HONG KONG: Students occupying the area outside Hong Kong's government headquarters agreed Sunday to remove some barricades that have blocked the building's entrance during weeklong pro-democracy protests, as police warned of taking "all necessary measures" to clear the streets by the beginning of the work week.
Television footage from the scene showed a protest representative shaking hands with a police officer, but it was not immediately clear whether all the students had decided to withdraw.
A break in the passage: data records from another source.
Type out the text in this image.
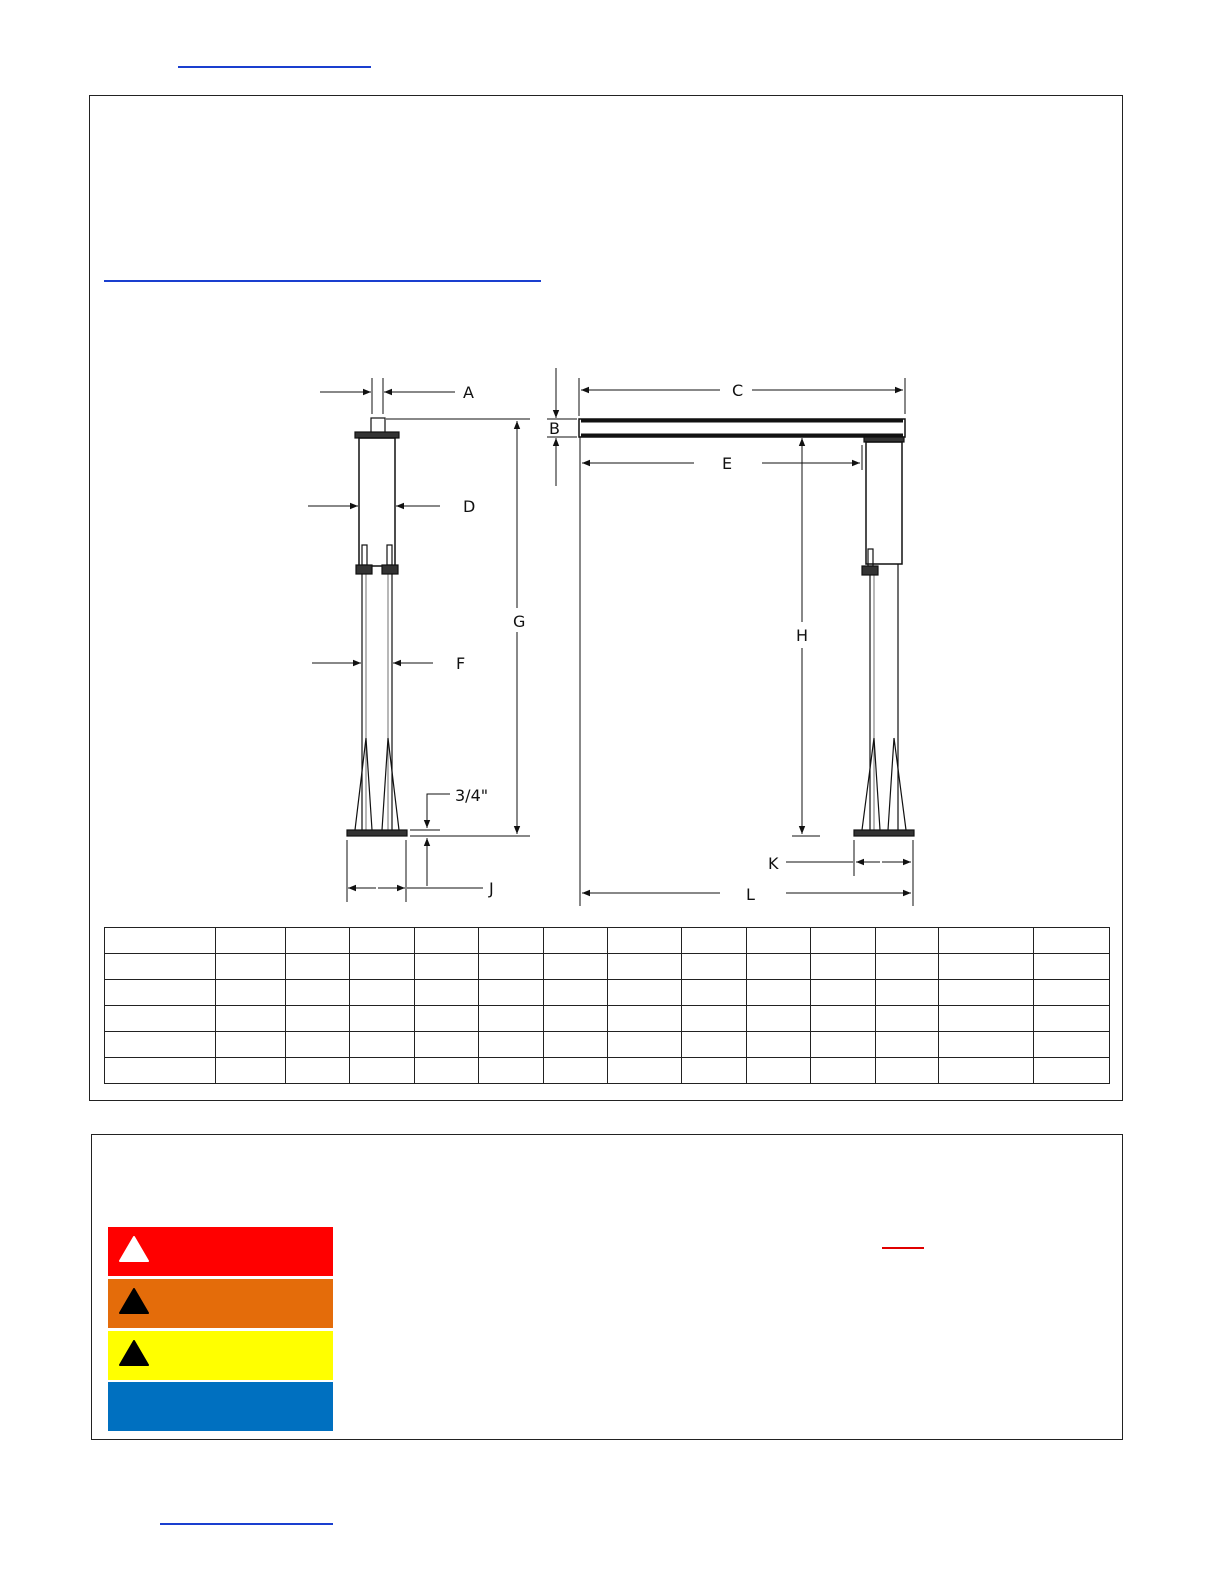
A
B
C
D
E
F
G
H
J
K
L
3/4"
The move appeared to be part of a strategy to regroup in another part of town.
Across the harbor in Hong Kong's Mong Kok district, protesters were divided about whether to stay put or decamp to the city's Admiralty section, the main protest site.
Tens of thousands of people, many of them students, have poured into the streets of the semi-autonomous city over the past week to peacefully protest China's restrictions on the first-ever direct election for Hong Kong's top leader, promised by Beijing for 2017. But with the standoff between the protesters and the government in its eighth day, tempers were flaring and patience was waning among residents who oppose the occupation of the streets and the disruption it has brought.
Police armed with pepper spray and batons clashed with pro-democracy protesters overnight, after officials said they intended to have key streets open for schools and offices by Monday morning. Large crowds of protesters scuffled with police in the blue-collar Mong Kok district in Kowloon, a flash point that has seen violent clashes between pro-democracy student protesters and their antagonists over the weekend.